Il Brasile e la fine della latitanza  – Nel frattempo è fuggito in Brasile, dove si sposerà e avrà tre figli: il 18 marzo 2007 viene arrestato a Copacabana con la cooperazione dell’antiterrorismo italiano. Parte la terza richiesta di estradizione. Ma il Brasile gli riconosce lo status di rifugiato politico. E nel novembre 2009 il Supremo Tribunal Federal, pur a favore dell’estradizione, lascia la decisione finale all’allora presidente Lula, che il 31 dicembre 2010, ultimo giorno del suo mandato, annuncia il suo ‘no’. Battisti esce dal carcere. Il 3 marzo di cinque anni dopo una sentenza decreta la sua espulsione dal Brasile per via di una storia di documenti falsi con cui, a suo tempo, era entrato nel paese dalla Francia e riprende quota l’ipotesi di un rientro in Italia. Ma l’espulsione viene annullata e tutto si ferma di nuovo. Fino al tentativo di fuga in Bolivia e al nuovo arresto il 4 ottobre 2017. Parte la macchina dei ricorsi e 3 giorni dopo Battisti è di nuovo in libertà. “Non stavo fuggendo, mandarmi in Italia è illegale, se mi estradano mi consegnano alla morte”, dichiara lui che nel frattempo rilascia interviste. Nel frattempo Jair Bolsonaro, esponente dell’ultradestra viene eletto.

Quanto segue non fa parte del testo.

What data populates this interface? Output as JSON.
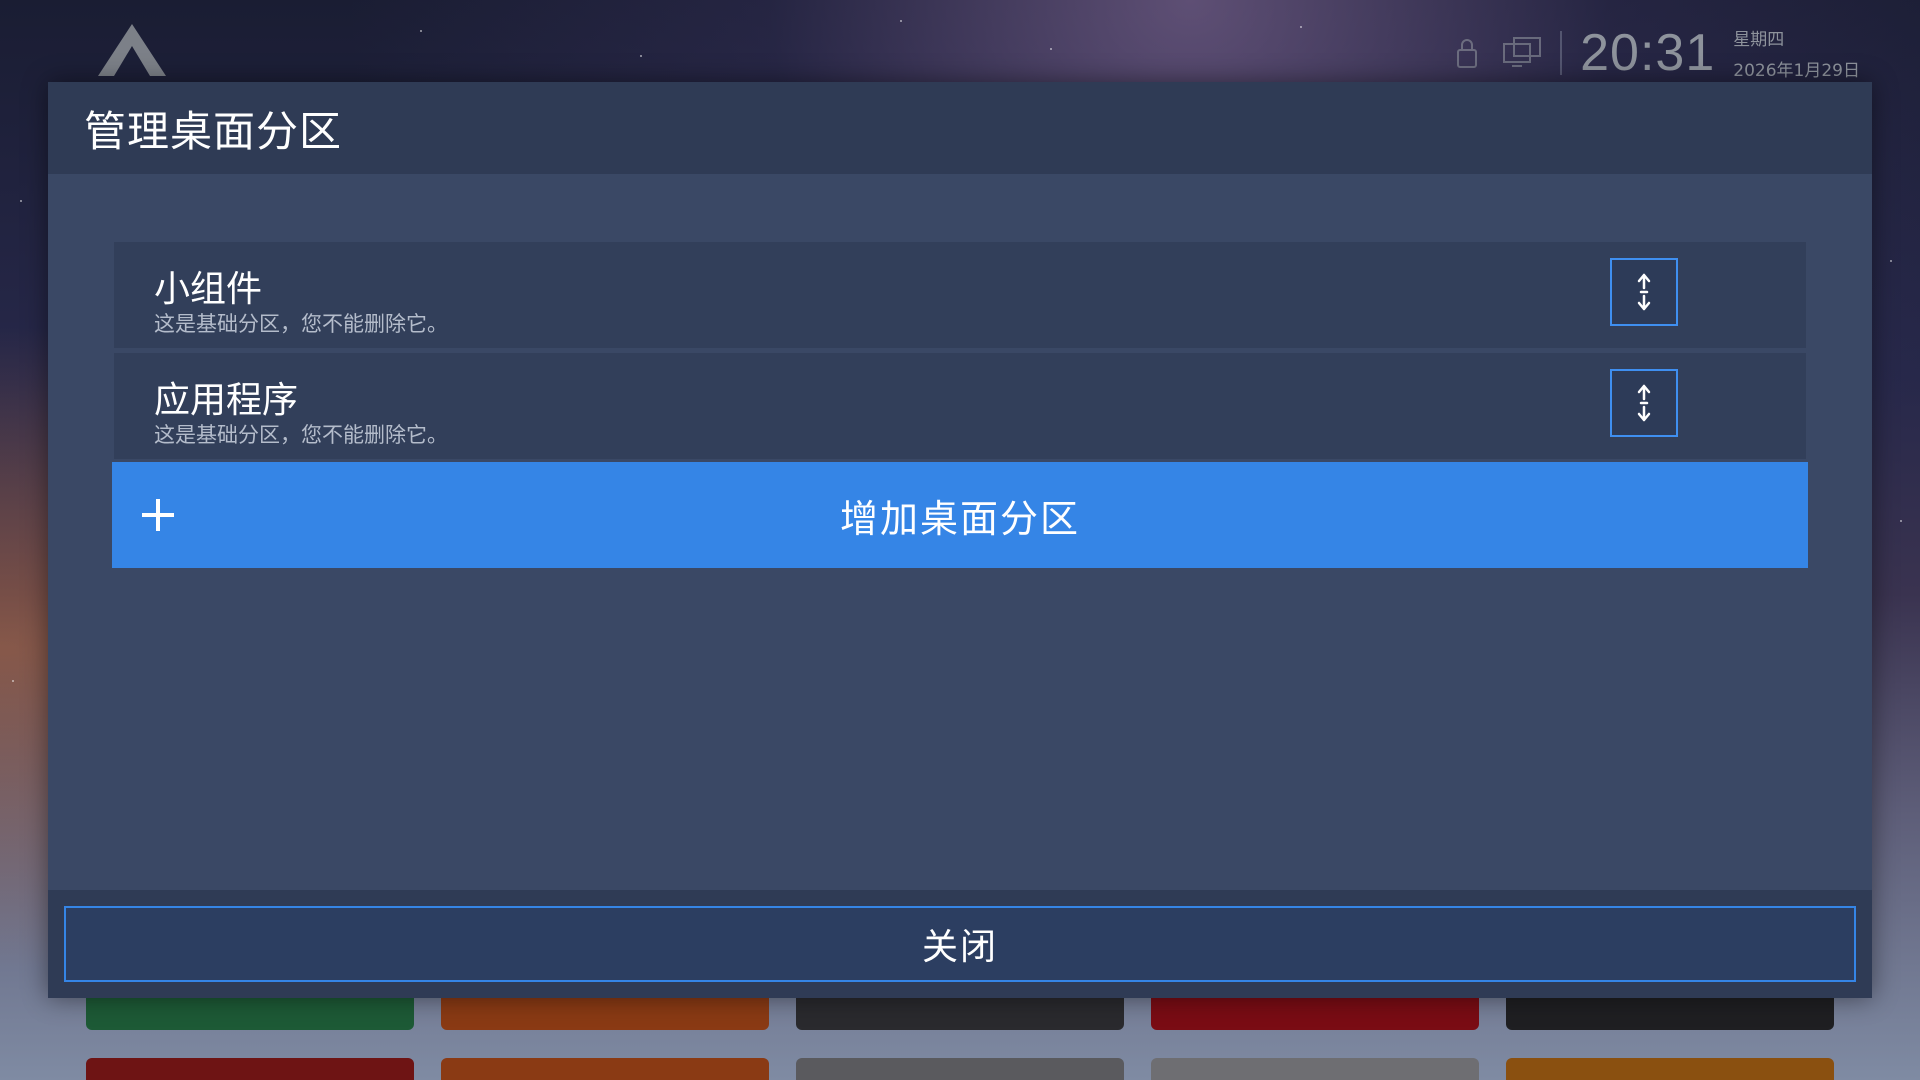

E il 13 dicembre Luis Fux, magistrato del Supremo Tribunale Federale (Stf), ordina l’arresto dell’ex terrorista per “pericolo di fuga” in vista proprio della possibile estradizione, concessa nei giorni seguenti dal presidente uscente Temer prima dell’insediamento di Bolsonaro il primo gennaio 2019. Battisti fugge ancora, in Bolivia, fino all’epilogo di ieri per le vie di Santa Cruz de la Sierra.